デザイナー 小林宏

のり平アニメの「生き字引」小林宏さん(元株式会社読広コムズ シニア・クリエイティブ・ディレクター)にお話をうかがいました。小林さんは、1962(昭和37)年に日本テレビジョン株式会社(現・株式会社TCJ)に入社しコンテ制作室勤務。’65(昭和40)年から現在に至るまで、50年以上にわたり桃屋のCMを担当されています。

のり平アニメ人気に頭を痛める?

小林宏

私が桃屋のテレビCMを担当しはじめたのは、のり平アニメCMの人気に火がついたころです。’64年の「駅長篇」「討ち入り篇」、’65年の「牛若丸篇」、’66年の「温泉篇」「クレオパトラ篇」など、のり平アニメCMの中でも放送を長く続けたものがたくさん登場しました。当時の放送用CMフィルムは、35mmのマスターフィルムから16mmフィルムにプリントし、各放送局へ1週間のオンエア分全部の本数を納入します。放送局は、番組の進行に合わせ、CMの放送順に各社のCMフィルムをつなげて放送し、次の週にそのフォーマットが変わった時などは、またつなぎ直して局のフィルムを何度も使用するのです。
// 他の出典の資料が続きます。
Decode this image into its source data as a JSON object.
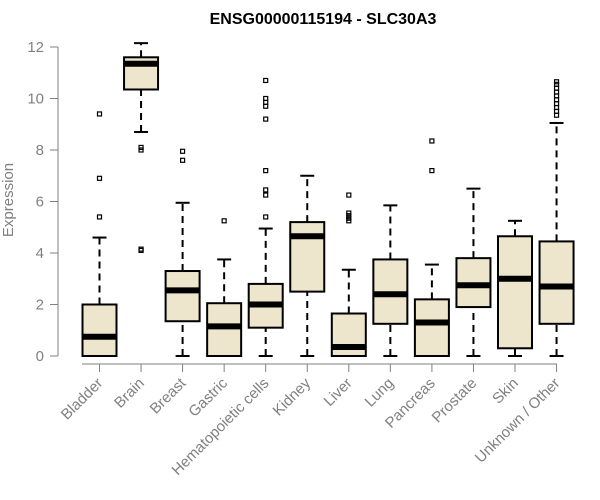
{
  "chart_data": {
    "type": "boxplot",
    "title": "ENSG00000115194 - SLC30A3",
    "xlabel": "",
    "ylabel": "Expression",
    "ylim": [
      0,
      12
    ],
    "yticks": [
      0,
      2,
      4,
      6,
      8,
      10,
      12
    ],
    "categories": [
      "Bladder",
      "Brain",
      "Breast",
      "Gastric",
      "Hematopoietic cells",
      "Kidney",
      "Liver",
      "Lung",
      "Pancreas",
      "Prostate",
      "Skin",
      "Unknown / Other"
    ],
    "boxes": [
      {
        "name": "Bladder",
        "min": 0,
        "q1": 0,
        "median": 0.75,
        "q3": 2.0,
        "max": 4.6,
        "outliers": [
          5.4,
          6.9,
          9.4
        ]
      },
      {
        "name": "Brain",
        "min": 8.7,
        "q1": 10.35,
        "median": 11.35,
        "q3": 11.6,
        "max": 12.15,
        "outliers": [
          8.0,
          8.1,
          4.1,
          4.15
        ]
      },
      {
        "name": "Breast",
        "min": 0,
        "q1": 1.35,
        "median": 2.55,
        "q3": 3.3,
        "max": 5.95,
        "outliers": [
          7.6,
          7.95
        ]
      },
      {
        "name": "Gastric",
        "min": 0,
        "q1": 0,
        "median": 1.15,
        "q3": 2.05,
        "max": 3.75,
        "outliers": [
          5.25
        ]
      },
      {
        "name": "Hematopoietic cells",
        "min": 0,
        "q1": 1.1,
        "median": 2.0,
        "q3": 2.8,
        "max": 4.95,
        "outliers": [
          5.4,
          6.25,
          6.45,
          7.2,
          9.2,
          9.7,
          9.85,
          10.0,
          10.7
        ]
      },
      {
        "name": "Kidney",
        "min": 0,
        "q1": 2.5,
        "median": 4.65,
        "q3": 5.2,
        "max": 7.0,
        "outliers": []
      },
      {
        "name": "Liver",
        "min": 0,
        "q1": 0,
        "median": 0.35,
        "q3": 1.65,
        "max": 3.35,
        "outliers": [
          5.25,
          5.35,
          5.45,
          5.55,
          6.25
        ]
      },
      {
        "name": "Lung",
        "min": 0,
        "q1": 1.25,
        "median": 2.4,
        "q3": 3.75,
        "max": 5.85,
        "outliers": []
      },
      {
        "name": "Pancreas",
        "min": 0,
        "q1": 0,
        "median": 1.3,
        "q3": 2.2,
        "max": 3.55,
        "outliers": [
          7.2,
          8.35
        ]
      },
      {
        "name": "Prostate",
        "min": 0,
        "q1": 1.9,
        "median": 2.75,
        "q3": 3.8,
        "max": 6.5,
        "outliers": []
      },
      {
        "name": "Skin",
        "min": 0,
        "q1": 0.3,
        "median": 3.0,
        "q3": 4.65,
        "max": 5.25,
        "outliers": []
      },
      {
        "name": "Unknown / Other",
        "min": 0,
        "q1": 1.25,
        "median": 2.7,
        "q3": 4.45,
        "max": 9.05,
        "outliers": [
          9.35,
          9.5,
          9.65,
          9.8,
          9.95,
          10.1,
          10.25,
          10.4,
          10.55,
          10.65
        ]
      }
    ]
  },
  "colors": {
    "box_fill": "#ede5cc",
    "stroke": "#000000",
    "axis": "#808080",
    "label": "#808080"
  }
}
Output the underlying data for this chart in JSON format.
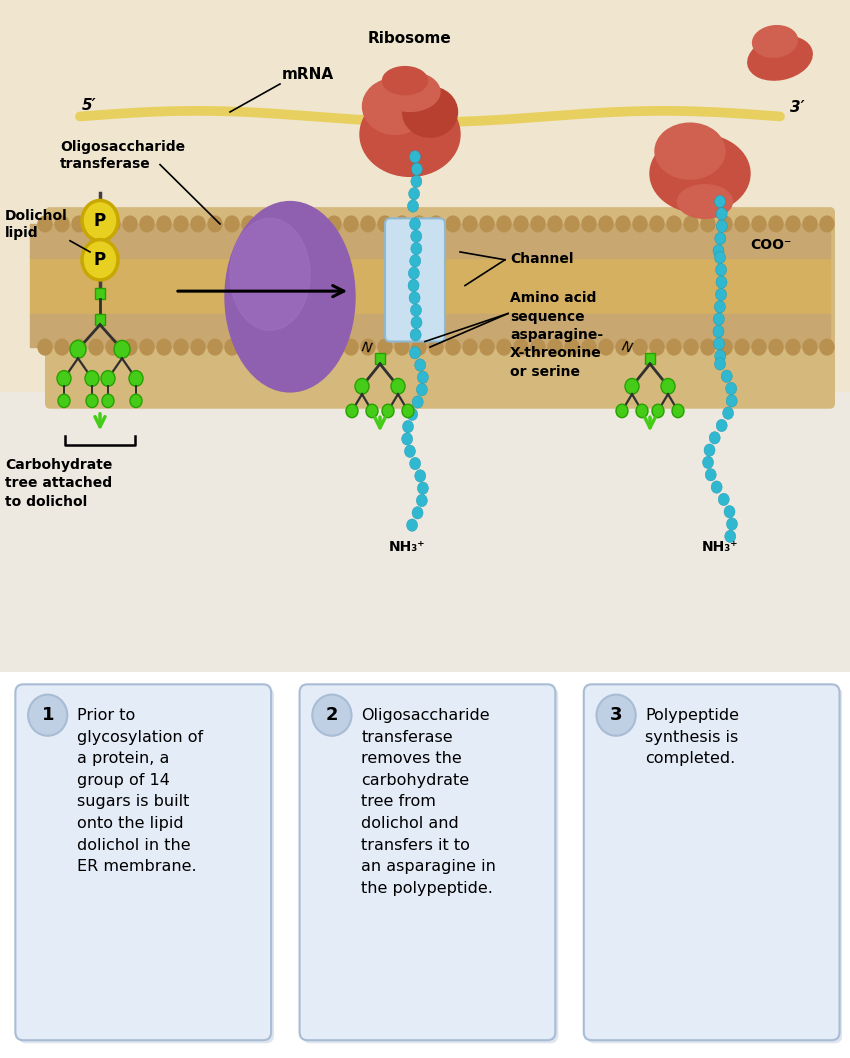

先にあげた人気のCMたちは、長寿CMとなったため放送回数が多く、フィルムが傷むと放送局はマスターフィルムからの再プリントを依頼してきます。この再依頼があまりに多くて、「駅長篇」や「クレオパトラ篇」は、ついにマスターフィルムも傷み、もう一度マスターをつくり直したほどです

駅長篇

CMの人気がでるのはうれしいのですが、次のCM制作にプレッシャーがかかります。次回もヒット作にしたいと、あれこれ悩みます。いよいよ明日が締め切りでも、ピンと来る作品ができない。そんな時は、のり平アニメCMの製作チーム、アニメーターやディレクターなどと旅館に泊まりこみ、徹夜の話し合いとなります。そうやってなんとかまとめ上げ、徹夜明けの眠気を飛ばそうと喫茶店に入りコーヒーを一杯。そこでいいアイディアが閃き、あわてて全面書き直し。そんな思い出もありますね。

クレオパトラ篇

CMは30秒や15秒の世界。その短い時間に面白いと感じてもらえて、商品もアピールしなくてはいけない。マンネリにならず、わかりやすく、老若男女に受け入れられ…こうして夜が明けていくのです。いまも、基本は変りません。さすがに徹夜はしなくなりましたけどね(笑)。

※本インタビューは、2004年3月16日に収録したものです。